Combien faut-il d'argent par an pour être heureux ? "Une somme assez basse", assure cet expert financier
Combien faut-il réellement gagner pour être heureux ? Selon plusieurs études françaises, le seuil du bonheur serait bien plus accessible qu'on ne l'imagine.
L'argent fait-il le bonheur ? La question traverse les générations, des philosophes aux économistes. Et les études récentes montrent une réponse plus nuancée qu'on ne l'imagine : oui, l'argent contribue au bonheur… mais seulement jusqu'à un certain seuil.

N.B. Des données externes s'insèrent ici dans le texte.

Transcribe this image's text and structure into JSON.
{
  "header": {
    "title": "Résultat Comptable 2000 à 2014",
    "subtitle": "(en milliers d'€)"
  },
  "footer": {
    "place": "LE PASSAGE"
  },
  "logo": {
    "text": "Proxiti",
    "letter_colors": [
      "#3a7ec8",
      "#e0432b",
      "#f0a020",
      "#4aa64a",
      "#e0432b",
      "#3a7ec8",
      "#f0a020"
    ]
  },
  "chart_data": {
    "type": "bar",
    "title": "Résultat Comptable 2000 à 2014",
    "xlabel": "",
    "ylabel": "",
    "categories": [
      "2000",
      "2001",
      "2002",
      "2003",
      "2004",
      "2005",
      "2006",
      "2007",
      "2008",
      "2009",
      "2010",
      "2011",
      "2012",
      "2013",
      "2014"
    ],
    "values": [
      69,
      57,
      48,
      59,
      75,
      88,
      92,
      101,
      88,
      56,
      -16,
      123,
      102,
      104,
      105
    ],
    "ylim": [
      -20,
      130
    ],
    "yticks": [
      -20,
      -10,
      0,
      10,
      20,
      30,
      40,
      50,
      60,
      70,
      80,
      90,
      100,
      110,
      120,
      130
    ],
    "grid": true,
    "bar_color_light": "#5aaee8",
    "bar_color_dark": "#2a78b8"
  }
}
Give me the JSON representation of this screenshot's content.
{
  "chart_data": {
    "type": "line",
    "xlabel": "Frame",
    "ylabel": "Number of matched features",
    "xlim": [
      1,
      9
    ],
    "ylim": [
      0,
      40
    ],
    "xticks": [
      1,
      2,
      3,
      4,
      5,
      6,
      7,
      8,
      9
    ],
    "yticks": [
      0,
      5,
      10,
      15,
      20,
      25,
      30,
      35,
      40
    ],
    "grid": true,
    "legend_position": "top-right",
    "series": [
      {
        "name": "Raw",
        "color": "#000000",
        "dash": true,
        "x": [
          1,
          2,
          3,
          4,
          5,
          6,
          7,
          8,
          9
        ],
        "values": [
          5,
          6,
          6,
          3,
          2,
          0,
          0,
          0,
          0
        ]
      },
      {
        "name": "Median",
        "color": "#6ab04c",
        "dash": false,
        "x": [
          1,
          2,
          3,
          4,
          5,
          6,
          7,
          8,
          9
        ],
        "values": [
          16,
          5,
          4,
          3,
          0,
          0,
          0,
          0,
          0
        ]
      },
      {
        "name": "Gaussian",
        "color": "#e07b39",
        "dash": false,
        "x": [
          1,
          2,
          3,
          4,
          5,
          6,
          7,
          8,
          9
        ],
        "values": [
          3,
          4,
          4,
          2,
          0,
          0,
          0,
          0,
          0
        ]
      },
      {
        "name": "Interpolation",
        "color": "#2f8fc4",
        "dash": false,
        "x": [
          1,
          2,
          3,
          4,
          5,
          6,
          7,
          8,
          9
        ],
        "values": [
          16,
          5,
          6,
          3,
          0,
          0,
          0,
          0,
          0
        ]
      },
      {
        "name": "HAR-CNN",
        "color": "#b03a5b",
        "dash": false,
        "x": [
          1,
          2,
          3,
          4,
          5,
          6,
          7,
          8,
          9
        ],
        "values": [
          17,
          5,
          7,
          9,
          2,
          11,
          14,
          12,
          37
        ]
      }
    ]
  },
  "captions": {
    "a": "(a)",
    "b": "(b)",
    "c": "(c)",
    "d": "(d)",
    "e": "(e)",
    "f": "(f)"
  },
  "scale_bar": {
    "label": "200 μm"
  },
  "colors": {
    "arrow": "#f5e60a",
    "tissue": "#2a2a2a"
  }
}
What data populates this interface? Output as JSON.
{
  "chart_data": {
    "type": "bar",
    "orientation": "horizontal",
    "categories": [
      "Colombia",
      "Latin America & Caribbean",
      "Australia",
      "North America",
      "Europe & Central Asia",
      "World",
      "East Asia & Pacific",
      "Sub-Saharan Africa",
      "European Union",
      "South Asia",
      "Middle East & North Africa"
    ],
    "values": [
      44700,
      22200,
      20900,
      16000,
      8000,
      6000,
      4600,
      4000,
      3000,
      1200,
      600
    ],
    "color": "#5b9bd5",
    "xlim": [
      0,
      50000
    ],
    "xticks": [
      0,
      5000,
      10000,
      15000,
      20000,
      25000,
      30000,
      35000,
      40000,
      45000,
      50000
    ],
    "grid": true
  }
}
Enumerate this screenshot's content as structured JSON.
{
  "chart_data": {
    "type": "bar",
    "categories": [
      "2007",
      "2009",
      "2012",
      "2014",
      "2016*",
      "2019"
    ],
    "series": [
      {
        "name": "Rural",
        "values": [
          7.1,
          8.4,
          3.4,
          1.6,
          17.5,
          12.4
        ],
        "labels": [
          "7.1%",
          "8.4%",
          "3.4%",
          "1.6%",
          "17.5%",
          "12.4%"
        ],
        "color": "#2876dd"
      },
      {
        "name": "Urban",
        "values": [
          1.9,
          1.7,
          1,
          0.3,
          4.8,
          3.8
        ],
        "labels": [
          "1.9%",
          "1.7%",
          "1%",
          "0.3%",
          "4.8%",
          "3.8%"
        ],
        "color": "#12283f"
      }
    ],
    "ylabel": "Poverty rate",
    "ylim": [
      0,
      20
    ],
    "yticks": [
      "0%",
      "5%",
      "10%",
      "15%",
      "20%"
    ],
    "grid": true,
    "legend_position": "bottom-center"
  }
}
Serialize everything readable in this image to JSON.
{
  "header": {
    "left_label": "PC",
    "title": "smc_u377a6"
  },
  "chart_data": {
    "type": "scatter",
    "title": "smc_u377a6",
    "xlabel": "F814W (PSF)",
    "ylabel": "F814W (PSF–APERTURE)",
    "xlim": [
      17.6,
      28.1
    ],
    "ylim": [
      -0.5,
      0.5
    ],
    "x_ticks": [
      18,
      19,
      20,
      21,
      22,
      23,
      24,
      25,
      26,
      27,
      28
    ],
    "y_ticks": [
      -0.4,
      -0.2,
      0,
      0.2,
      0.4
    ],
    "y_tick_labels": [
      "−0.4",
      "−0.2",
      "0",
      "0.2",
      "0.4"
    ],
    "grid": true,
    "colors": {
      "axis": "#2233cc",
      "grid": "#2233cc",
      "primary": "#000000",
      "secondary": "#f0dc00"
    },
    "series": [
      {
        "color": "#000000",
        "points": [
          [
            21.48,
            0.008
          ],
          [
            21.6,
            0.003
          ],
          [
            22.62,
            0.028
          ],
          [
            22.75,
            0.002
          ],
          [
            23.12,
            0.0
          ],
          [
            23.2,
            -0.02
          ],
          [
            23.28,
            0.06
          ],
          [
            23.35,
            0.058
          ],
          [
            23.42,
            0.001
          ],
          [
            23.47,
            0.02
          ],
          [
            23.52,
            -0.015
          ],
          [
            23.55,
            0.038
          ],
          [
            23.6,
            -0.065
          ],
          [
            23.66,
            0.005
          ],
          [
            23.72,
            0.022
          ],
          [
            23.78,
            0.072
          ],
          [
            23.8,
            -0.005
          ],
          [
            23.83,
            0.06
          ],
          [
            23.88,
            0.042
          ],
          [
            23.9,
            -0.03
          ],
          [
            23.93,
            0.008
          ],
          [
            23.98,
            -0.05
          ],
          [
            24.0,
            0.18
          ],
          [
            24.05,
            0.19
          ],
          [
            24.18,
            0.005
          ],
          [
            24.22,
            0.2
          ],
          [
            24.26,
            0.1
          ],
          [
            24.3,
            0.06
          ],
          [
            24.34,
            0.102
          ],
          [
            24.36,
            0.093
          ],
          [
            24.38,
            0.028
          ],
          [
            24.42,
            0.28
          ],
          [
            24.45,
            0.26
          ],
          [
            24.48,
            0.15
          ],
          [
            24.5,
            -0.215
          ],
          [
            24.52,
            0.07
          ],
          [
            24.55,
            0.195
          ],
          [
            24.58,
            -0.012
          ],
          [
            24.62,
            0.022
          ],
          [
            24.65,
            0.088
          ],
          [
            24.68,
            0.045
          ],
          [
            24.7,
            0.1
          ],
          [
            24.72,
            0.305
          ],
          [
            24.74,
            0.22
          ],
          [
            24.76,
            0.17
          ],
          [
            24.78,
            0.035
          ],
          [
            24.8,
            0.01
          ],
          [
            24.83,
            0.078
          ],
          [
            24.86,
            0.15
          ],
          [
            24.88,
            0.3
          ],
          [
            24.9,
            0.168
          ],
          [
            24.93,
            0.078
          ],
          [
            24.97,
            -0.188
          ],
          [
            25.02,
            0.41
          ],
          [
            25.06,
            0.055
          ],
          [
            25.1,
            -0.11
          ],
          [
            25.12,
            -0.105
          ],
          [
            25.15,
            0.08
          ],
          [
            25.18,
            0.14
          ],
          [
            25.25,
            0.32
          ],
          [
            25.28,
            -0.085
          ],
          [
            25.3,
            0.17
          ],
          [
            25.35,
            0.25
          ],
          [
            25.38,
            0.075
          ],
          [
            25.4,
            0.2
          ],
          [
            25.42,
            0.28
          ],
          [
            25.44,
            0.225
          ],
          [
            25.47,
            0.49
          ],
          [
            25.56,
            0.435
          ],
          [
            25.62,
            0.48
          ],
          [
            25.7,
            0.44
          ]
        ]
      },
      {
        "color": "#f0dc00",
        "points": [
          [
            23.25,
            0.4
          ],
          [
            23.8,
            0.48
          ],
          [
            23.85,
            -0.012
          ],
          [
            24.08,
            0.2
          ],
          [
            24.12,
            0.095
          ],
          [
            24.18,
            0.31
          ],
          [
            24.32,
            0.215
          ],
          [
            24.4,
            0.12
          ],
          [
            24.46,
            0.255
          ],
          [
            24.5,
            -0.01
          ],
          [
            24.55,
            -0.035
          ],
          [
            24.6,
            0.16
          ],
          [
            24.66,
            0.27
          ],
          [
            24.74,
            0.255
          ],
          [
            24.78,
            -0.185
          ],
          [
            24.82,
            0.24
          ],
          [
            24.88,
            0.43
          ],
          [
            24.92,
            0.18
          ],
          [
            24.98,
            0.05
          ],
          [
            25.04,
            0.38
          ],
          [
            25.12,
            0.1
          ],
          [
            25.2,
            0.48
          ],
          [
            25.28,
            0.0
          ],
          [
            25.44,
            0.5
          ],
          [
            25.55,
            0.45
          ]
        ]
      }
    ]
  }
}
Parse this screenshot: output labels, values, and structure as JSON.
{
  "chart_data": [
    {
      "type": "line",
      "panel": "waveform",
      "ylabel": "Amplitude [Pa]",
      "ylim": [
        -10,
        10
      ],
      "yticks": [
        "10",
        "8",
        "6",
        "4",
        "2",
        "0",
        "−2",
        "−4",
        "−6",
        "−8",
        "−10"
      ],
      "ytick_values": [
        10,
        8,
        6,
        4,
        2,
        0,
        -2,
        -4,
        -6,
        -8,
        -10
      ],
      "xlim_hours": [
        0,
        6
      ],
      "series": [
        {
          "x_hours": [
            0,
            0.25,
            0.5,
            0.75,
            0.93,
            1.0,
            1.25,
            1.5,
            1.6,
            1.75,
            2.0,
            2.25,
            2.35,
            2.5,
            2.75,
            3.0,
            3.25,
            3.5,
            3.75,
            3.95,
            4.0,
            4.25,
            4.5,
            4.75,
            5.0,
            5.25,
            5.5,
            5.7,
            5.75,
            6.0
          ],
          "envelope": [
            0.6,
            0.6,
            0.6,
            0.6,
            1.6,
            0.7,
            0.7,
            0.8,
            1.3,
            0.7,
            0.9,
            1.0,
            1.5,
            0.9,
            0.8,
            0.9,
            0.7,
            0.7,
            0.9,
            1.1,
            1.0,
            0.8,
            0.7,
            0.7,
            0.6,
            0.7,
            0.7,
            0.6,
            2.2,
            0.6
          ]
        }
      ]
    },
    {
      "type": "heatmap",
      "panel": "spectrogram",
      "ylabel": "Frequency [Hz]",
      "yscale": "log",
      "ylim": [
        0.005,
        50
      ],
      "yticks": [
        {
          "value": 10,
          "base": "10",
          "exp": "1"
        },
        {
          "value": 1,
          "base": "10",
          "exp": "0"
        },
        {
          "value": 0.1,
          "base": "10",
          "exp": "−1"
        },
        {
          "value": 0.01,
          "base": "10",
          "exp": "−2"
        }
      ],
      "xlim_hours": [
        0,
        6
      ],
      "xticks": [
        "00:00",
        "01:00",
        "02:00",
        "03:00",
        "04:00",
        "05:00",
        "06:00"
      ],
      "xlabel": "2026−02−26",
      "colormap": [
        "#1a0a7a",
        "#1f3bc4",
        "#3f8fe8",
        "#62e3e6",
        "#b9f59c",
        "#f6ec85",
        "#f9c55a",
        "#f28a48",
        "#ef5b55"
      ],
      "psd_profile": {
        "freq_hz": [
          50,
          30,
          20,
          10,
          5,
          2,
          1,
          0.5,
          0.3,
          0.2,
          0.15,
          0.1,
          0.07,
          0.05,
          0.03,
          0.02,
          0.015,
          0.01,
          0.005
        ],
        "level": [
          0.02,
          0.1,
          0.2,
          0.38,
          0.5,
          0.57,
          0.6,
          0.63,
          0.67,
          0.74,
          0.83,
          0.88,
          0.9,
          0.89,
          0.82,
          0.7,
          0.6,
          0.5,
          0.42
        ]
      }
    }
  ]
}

En France, ce seuil serait même relativement modeste. Selon une étude publiée en 2024 par l'Insee, le niveau de satisfaction dans la vie atteint une forme de "satiété" autour de 30 000 euros annuels de niveau de vie pour une personne seule. Au-delà, gagner davantage améliore beaucoup moins le bien-être ressenti. Autrement dit : passer de 1 200 à 2 000 euros par mois change profondément la vie. Passer de 5 000 à 8 000 euros, beaucoup moins.
Cette étude de l'Insee a surpris par son principal enseignement : le "revenu du bonheur" n'est pas si élevé. Les chercheurs parlent de "seuil de satiété", c'est-à-dire le niveau à partir duquel l'augmentation des revenus n'apporte plus de gain majeur en satisfaction de vie. En France, ce seuil tourne autour de 30 000 euros annuels de niveau de vie, soit environ 2 500 euros par mois pour une personne seule.
Le résultat est cohérent avec plusieurs travaux du CEPREMAP et de l'Observatoire du bien-être : l'argent améliore fortement le quotidien lorsqu'il permet de sortir de l'insécurité financière, mais son impact diminue ensuite rapidement. En clair, le bonheur économique serait davantage lié à l'absence de stress qu'à l'accumulation de richesse. Les économistes observent un phénomène simple, les premiers euros supplémentaires servent à satisfaire des besoins essentiels : logement, alimentation, santé, loisirs, sécurité. Chaque hausse de revenu produit alors un effet concret sur la qualité de vie. Mais une fois ces besoins couverts, l'effet psychologique s'atténue.
Dans une interview pour le média Legend, Laurent Chaudeurge, financier et gestionnaire d'actifs français, partage d'ailleurs ses idées sur la question. Il explique : "Le seuil est assez faible. Ta courbe du bonheur augmente beaucoup au départ parce que tu dois survivre, te loger, te chauffer... Et une fois que tu as satisfait tes besoins primaires on va dire, ta dépendance au bonheur ne dépend plus de l'argent." Les chercheurs de l'Insee notent également que les pertes de revenus ont un impact émotionnel plus fort que les hausses. Perdre 500 euros par mois fait davantage souffrir qu'en gagner 500 n'apporte de joie.
En résumé, les recherches convergent toutes vers la même conclusion : l'argent réduit le malheur plus qu'il ne crée le bonheur. Avoir suffisamment pour vivre dignement, se loger correctement, partir parfois en vacances ou épargner un peu améliore nettement la satisfaction de vie. Mais au-delà d'un certain seuil, le bonheur ne grimpe pas indéfiniment avec les revenus.